Miller is under consideration for an administration post — perhaps even the VA secretary's job — if Trump wins in November. He is not seeking re-election to his congressional seat this fall.
Earlier this spring, Miller and Senate Veterans' Affairs Committee Chairman Johnny Isakson, R-Ga., separately endorsed McDonald to stay on as VA secretary into the next administration, regardless which party wins, citing his progress in reforming the embattled bureaucracy.
Trump has publicly blasted McDonald for failings at the department, and mocked him during the roll out of his campaign's 10-point plan for veterans earlier this month.
Veterans Affairs Secretary Bob McDonald spoke with the National Association of State Directors of Veterans Affairs on Feb. 22, 2016, as the group began their annual conference.
Photo Credit: Robert Turtil/Veterans Affairs
"(McDonald) has spent untold hours traveling to medical centers and facilities all over this country and has his finger on the pulse of VA," Miller said. "That doesn't necessarily mean he can get things done that need to get done.
"I don't believe the secretary would want to stay on, to be honest with you. I think it has been an eye-opening experience for him having come from the private sector, on how difficult it is to do what needs to be done."
McDonald has dismissed most questions related to the upcoming change in the White House, saying that he hopes to push through significant administrative reforms by the end of the year and would consider continuing his public service if asked.
"I said early on that one individual alone in a short period of time was not going to be able to change the department," he said. "You've got to have a president who wants to see the change, and Barack Obama does not.

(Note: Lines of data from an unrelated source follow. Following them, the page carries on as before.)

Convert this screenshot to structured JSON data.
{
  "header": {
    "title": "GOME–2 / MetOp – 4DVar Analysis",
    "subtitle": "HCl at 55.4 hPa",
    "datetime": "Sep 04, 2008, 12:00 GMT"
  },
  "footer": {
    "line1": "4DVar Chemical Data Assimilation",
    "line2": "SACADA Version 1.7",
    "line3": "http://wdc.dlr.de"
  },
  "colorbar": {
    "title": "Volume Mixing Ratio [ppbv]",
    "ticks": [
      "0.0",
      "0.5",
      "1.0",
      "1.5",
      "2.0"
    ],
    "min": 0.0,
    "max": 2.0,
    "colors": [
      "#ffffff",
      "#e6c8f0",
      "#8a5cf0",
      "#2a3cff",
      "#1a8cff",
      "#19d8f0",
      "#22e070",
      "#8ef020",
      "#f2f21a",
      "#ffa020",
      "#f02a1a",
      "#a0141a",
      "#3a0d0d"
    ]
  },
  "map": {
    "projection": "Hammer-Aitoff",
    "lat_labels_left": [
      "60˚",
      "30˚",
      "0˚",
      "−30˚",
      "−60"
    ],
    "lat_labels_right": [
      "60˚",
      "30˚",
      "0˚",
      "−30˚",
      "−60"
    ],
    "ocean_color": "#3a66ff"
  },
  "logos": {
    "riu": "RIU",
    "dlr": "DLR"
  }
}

"Donald Trump is committed to boldly reforming the Department of Veterans Affairs. The status quo is not acceptable. And Hillary Clinton, as Trump has named her, is the secretary of the status quo. She'll keep doing the same thing, and that's not serving veterans at all."
He also criticized Democrats for labeling an expansion of health care options for veterans outside the department as "privatization," calling it misleading and counterproductive. The issue has become a major fighting point between the two parties on the presidential campaign trail.
"It's obvious if VA wants to be providing quality care in a timely fashion to our veterans that they are going to need to look outside our current system," he said. "And that's what the Choice Act was all about two years ago."